Dass auf den lahmen Gaul der rechtsradikalen Instrumentalisierung – Motto: das nützt doch nur dem Klassenfeind – noch immer eingedroschen wird, ist, gelinde gesagt, ein Skandal. Und dass auf der Linken viele diesen Bullshit mitmachen, jede Kritik am notabene demokratiefeindlichen und Rechtsstaatlichkeit verachtenden Politikstil der Alternativlosigkeit und des Notstands als mindestens rechts bis rechtsextrem zu verteufeln, lässt tief blicken. Wann war das noch mal, als „links“ sein hieß, die Verhältnisse und nicht zuletzt Staat und Politiker zu kritisieren?
Und obwohl es unfair ist, jemandem seine Jugendsünden noch Jahrzehnte danach vorzurechnen: Manch einer hat sie nie abgelegt. Offenbar auch Steinmeier nicht. Er war, das ist bekannt, während des Studiums Redakteur der Zeitschrift „Demokratie und Recht“, die unter Beobachtung des Verfassungsschutzes stand – kein Wunder, erschien das Quartalsblättchen doch im Pahl-Rugenstein Verlag, und der wurde von der SED finanziert (was man schon damals wissen konnte, wenn man wollte).
Zufall, dass die Sprache, mit der den „Spaziergängern“ mit dem Schlimmsten gedroht wird, was hierzulande zu haben ist – dass sie sich mit „den Rechten“ gemein machten – der Sprache der SED und ihrer westdeutschen Sympathisanten so verdammt ähnelt?

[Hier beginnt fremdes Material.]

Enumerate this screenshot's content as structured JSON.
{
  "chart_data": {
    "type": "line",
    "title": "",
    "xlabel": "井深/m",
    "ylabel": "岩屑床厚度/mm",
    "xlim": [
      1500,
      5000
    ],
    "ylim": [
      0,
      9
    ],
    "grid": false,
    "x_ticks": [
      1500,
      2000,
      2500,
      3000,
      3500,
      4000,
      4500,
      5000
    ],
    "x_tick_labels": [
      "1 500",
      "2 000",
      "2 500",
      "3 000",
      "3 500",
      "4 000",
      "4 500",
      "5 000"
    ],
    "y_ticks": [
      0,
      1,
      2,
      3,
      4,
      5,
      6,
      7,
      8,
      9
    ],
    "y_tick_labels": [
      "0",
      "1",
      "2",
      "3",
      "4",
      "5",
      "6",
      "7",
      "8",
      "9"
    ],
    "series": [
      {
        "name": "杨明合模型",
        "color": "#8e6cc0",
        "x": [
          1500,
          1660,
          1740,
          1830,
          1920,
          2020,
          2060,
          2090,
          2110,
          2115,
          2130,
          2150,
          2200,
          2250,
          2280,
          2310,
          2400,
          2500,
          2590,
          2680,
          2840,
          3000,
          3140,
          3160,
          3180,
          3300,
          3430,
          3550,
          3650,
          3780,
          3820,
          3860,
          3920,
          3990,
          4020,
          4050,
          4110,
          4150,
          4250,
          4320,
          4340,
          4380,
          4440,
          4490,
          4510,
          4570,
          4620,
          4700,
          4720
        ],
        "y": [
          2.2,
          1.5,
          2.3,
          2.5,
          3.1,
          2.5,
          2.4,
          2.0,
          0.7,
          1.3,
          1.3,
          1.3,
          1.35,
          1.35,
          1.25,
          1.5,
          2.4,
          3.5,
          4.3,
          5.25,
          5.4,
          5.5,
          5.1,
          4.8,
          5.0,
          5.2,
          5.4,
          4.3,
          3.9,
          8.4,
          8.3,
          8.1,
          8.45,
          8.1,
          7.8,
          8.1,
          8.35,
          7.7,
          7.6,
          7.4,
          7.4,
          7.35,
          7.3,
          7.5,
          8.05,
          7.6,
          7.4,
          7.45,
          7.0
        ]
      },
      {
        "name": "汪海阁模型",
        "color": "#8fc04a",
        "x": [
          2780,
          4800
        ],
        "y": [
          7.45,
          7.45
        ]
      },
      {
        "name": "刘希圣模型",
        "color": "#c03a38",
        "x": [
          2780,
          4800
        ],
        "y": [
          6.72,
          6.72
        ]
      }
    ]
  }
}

Umso erstaunlicher, dass sich dennoch so viele selbst im Westen nicht davon abhalten lassen, gegen die durch kein Virus zu rechtfertigende autoritäre Maßnahmenpolitik zu demonstrieren. In der DDR haben die Montagsdemonstrationen zum Systemsturz geführt. Heute möchte eine wachsende Minderheit, Ost wie West, nur eines: die alte, demokratische, rechtsstaatlich gefestigte und damit den Bürger vor Maßnahmenwillkür schützende Bundesrepublik zurück haben.